Un'attenta indagine dei fondali, anche se resa difficile dalla scarsissima visibilità dell'acqua, ha condotto ad interessanti ritrovamenti specialmente nelle zone ove nel passato non sono stati effettuati grandi lavori idraulici, come, ad esempio, l'ancora romana in ferro datata al II secolo d.C., recuperata presso i resti del porto nell'ansa di Pietra Papa e un'altra, riferibile al III a.C.

Il grande avvenimento, che interessò la città stessa e trasformò pesantemente il tratto urbano del fiume, fu come è noto la costruzione dei muraglioni voluta dal nuovo Governo nazionale dopo il 1870.

navi onerarie al Portus Augusti, bassorilievo (Museo Torlonia, Roma) La vera "messe archeologica" arrivò dal controllo della sabbia dragata nei fondali più o meno bassi, che restituì migliaia di oggetti della vita quotidiana, dalle semplici lucerne in terracotta, ai preziosi oggetti in oro, soprattutto di gioielleria romana.

Basta sfogliare le pagine dei verbali di consegna dell'epoca per avere una idea della quantità di oggetti pervenuti, tra i quali moltissime monete, e, così, nel 1880 presso i bagni di Donna Olimpia, si raccolsero decine di monete d'oro; sotto l'Aventino, la draga Tolonese recuperò "migliaia di monete di epoche diversissime". Si tentò anche una serie di indagini organizzate di materiale archeologico, che videro in primo piano gli archeologi dell'epoca travolti dagli avvenimenti e dalle precise disposizioni governative. Si avviò la ristrutturazione di monumenti antichi che talvolta modificò completamente il loro aspetto. Un esempio è costituito dai ponti romani, rimasti sino ad allora pressoché intatti: vennero ristrutturati ed allargati per essere collegati aii moderni argini-muraglione.

Uno dei più grandi studiosi di topografia antica operante a Roma in quel periodo, Rodolfo Lanciani,  ci ha tramandato una mole notevolissima di documentazione con i dati relativi agli edifici poi scomparsi.

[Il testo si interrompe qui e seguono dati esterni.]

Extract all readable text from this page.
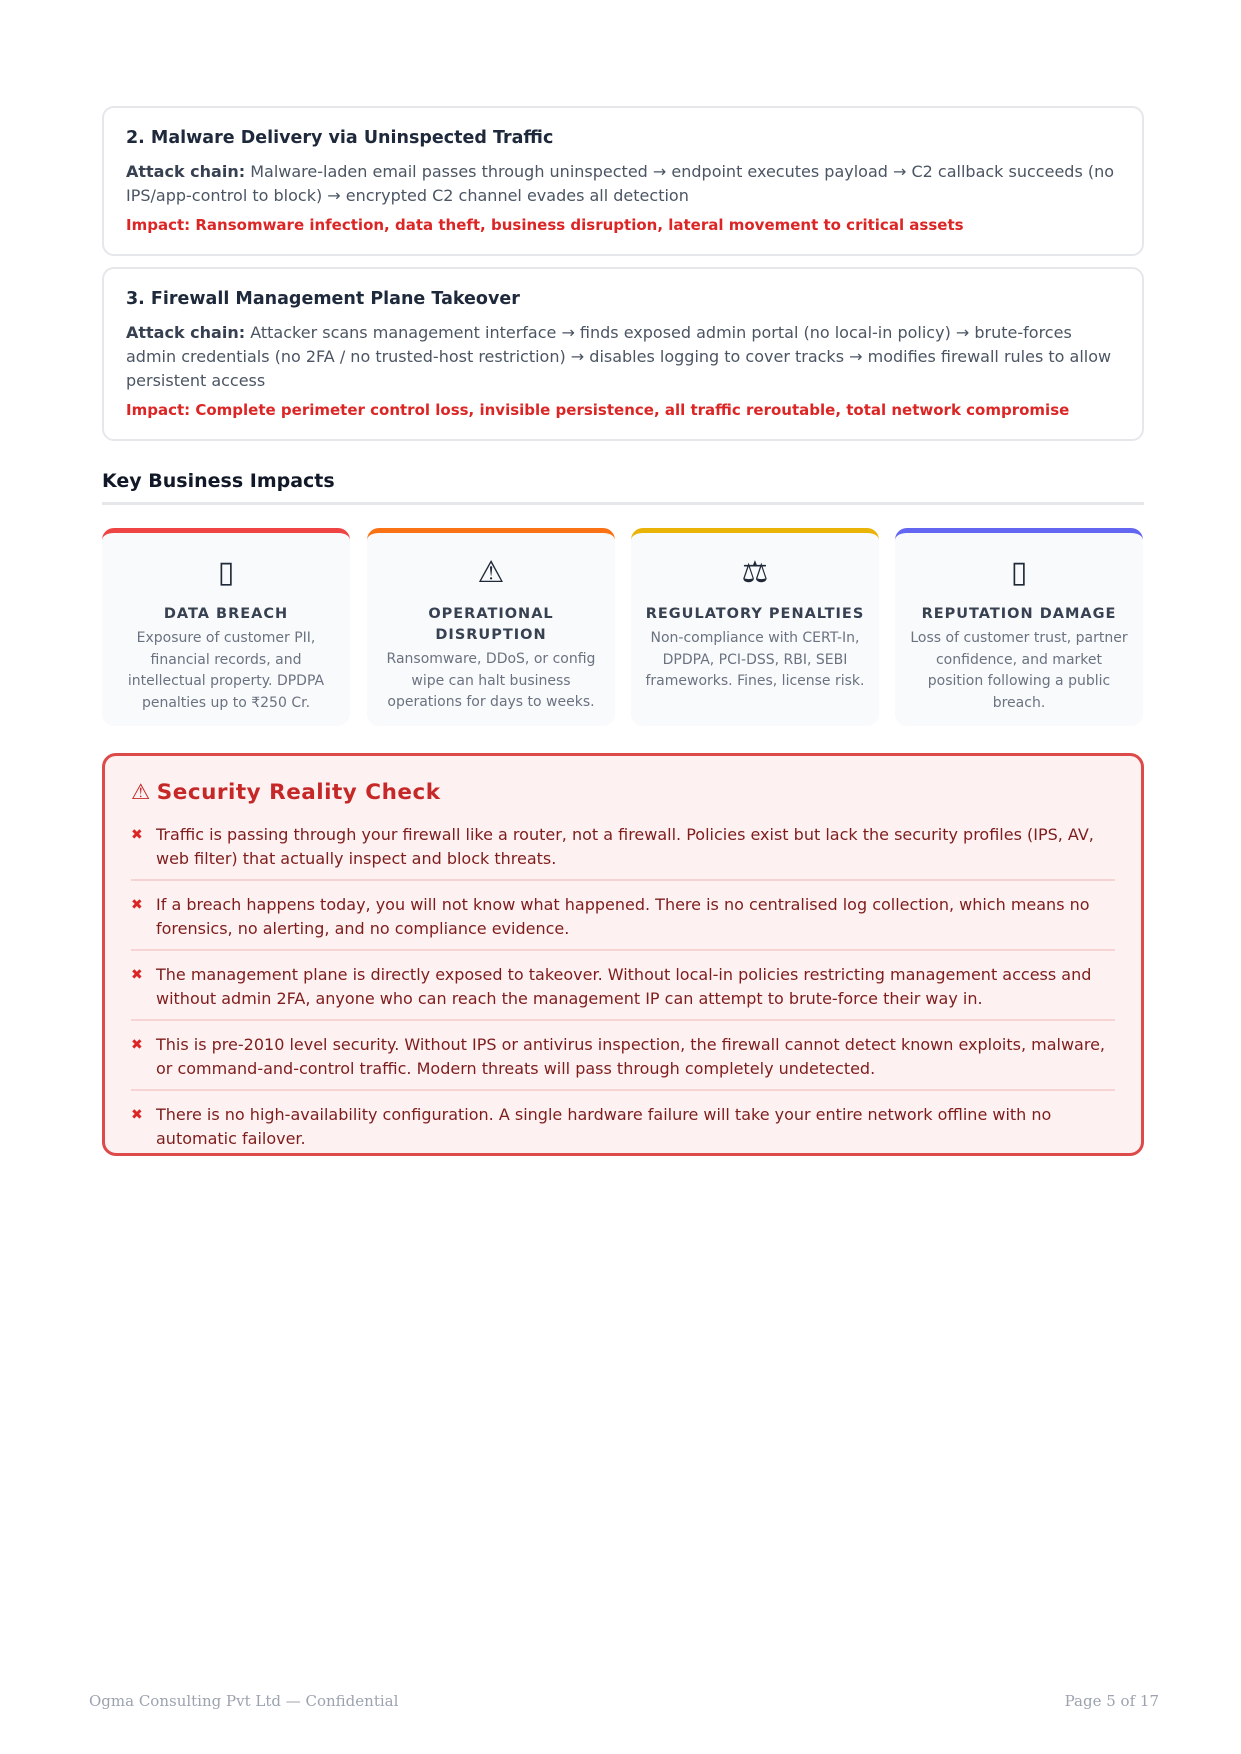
2. Malware Delivery via Uninspected Traffic

Attack chain: Malware-laden email passes through uninspected → endpoint executes payload → C2 callback succeeds (no IPS/app-control to block) → encrypted C2 channel evades all detection

Impact: Ransomware infection, data theft, business disruption, lateral movement to critical assets

3. Firewall Management Plane Takeover

Attack chain: Attacker scans management interface → finds exposed admin portal (no local-in policy) → brute-forces admin credentials (no 2FA / no trusted-host restriction) → disables logging to cover tracks → modifies firewall rules to allow persistent access

Impact: Complete perimeter control loss, invisible persistence, all traffic reroutable, total network compromise

Key Business Impacts
▯
DATA BREACH
Exposure of customer PII, financial records, and intellectual property. DPDPA penalties up to ₹250 Cr.
⚠
OPERATIONAL DISRUPTION
Ransomware, DDoS, or config wipe can halt business operations for days to weeks.
⚖
REGULATORY PENALTIES
Non-compliance with CERT-In, DPDPA, PCI-DSS, RBI, SEBI frameworks. Fines, license risk.
▯
REPUTATION DAMAGE
Loss of customer trust, partner confidence, and market position following a public breach.
⚠ Security Reality Check
✖ Traffic is passing through your firewall like a router, not a firewall. Policies exist but lack the security profiles (IPS, AV, web filter) that actually inspect and block threats.
✖ If a breach happens today, you will not know what happened. There is no centralised log collection, which means no forensics, no alerting, and no compliance evidence.
✖ The management plane is directly exposed to takeover. Without local-in policies restricting management access and without admin 2FA, anyone who can reach the management IP can attempt to brute-force their way in.
✖ This is pre-2010 level security. Without IPS or antivirus inspection, the firewall cannot detect known exploits, malware, or command-and-control traffic. Modern threats will pass through completely undetected.
✖ There is no high-availability configuration. A single hardware failure will take your entire network offline with no automatic failover.
Ogma Consulting Pvt Ltd — Confidential	Page 5 of 17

Un ritrovamento abbastanza "singolare", ma molto utile alla comprensione di determinati avvenimenti storici, è stato effettuato durante recenti indagini subacquee condotte dalla Soprintendenza Archeologica di Roma che hanno permesso la  localizzazione, presso il pilone del ponte Fabricio che collegava l'isola tiberina con la sponda, nel lato del teatro di Marcello, del relitto di un mulino galleggiante qui affondato, sembra, intorno il 1855 e denominato la "mola degli ebrei".